The bill would require any institution that receives federal financial aid to not consider donations as a factor in the admissions process. If a university doesn’t put in place such a policy, parents would be able to claim a tax deduction only for $100,000 of donations over a six-year period during which their child attends the school, under the bill introduced June 5 by Senate Finance Committee ranking member Ron Wyden (D-Ore.).
The measure follows fallout from the recent college admissions scandal, in which wealthy parents paid bribes disguised as charitable donations in order to get their children into elite schools.
“It’s absurd that the tax code subsidizes the top 1% buying their way into school,” Wyden said in a statement.
Donations to colleges and universities are tax-exempt under tax code Section 170. The bill would expand the section’s “quid pro quo” rules,” which govern how much of a tax deduction taxpayers can take when they make a charitable contribution and receive a benefit in return.

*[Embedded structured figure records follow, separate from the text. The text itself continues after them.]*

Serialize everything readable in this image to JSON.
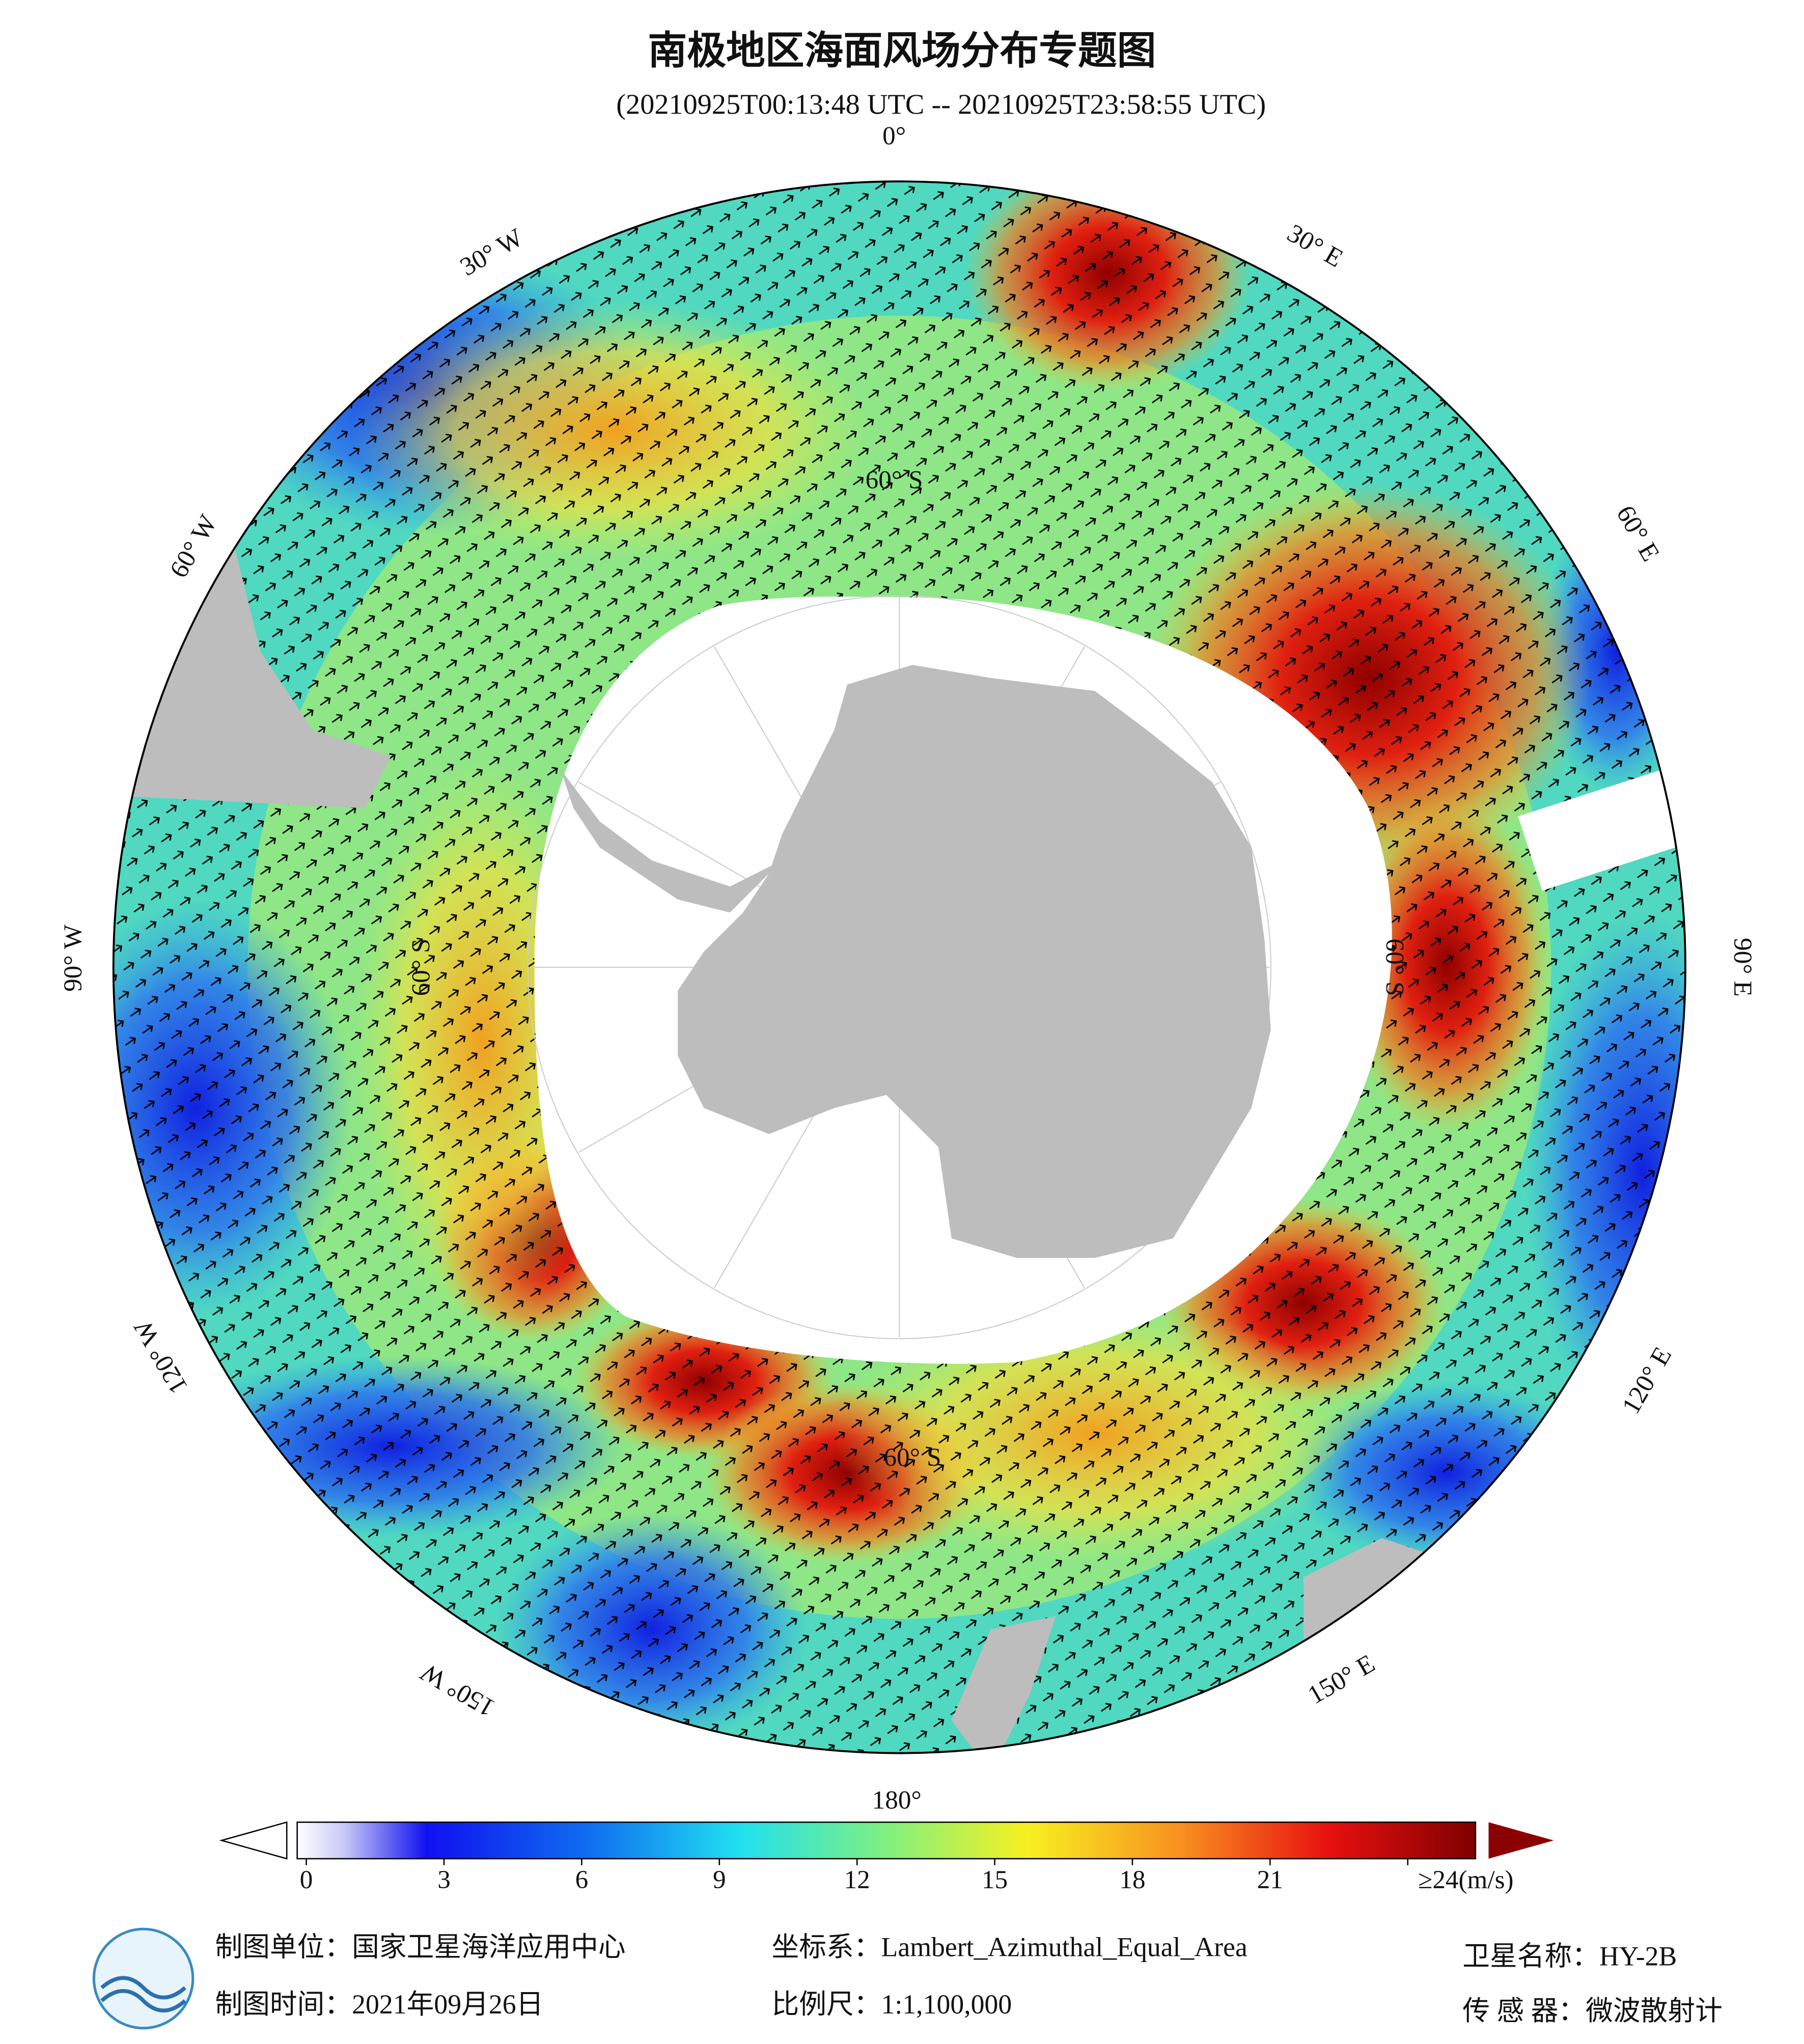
{
  "header": {
    "title": "南极地区海面风场分布专题图",
    "subtitle": "(20210925T00:13:48 UTC -- 20210925T23:58:55 UTC)"
  },
  "map": {
    "lon_labels": [
      "0°",
      "30° E",
      "60° E",
      "90° E",
      "120° E",
      "150° E",
      "180°",
      "150° W",
      "120° W",
      "90° W",
      "60° W",
      "30° W"
    ],
    "lat_labels": [
      "60° S",
      "60° S",
      "60° S",
      "60° S"
    ]
  },
  "colorbar": {
    "range": [
      0,
      24
    ],
    "ticks": [
      0,
      3,
      6,
      9,
      12,
      15,
      18,
      21,
      {
        "value": 24,
        "label": "≥24(m/s)"
      }
    ]
  },
  "footer": {
    "unit": "制图单位：国家卫星海洋应用中心",
    "date": "制图时间：2021年09月26日",
    "crs": "坐标系：Lambert_Azimuthal_Equal_Area",
    "scale": "比例尺：1:1,100,000",
    "satellite": "卫星名称：HY-2B",
    "sensor": "传 感 器：微波散射计"
  }
}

Deductions taken for donations in excess of $100,000 during the six-year period preceding their child’s attendance would be recaptured, according to the bill.
The bill would amend the Higher Education Act to include the donation policy requirement. Colleges and universities would also have to report the number of applicants, admitted students, and enrolled students who are children of donors, and include the information in IRS filings.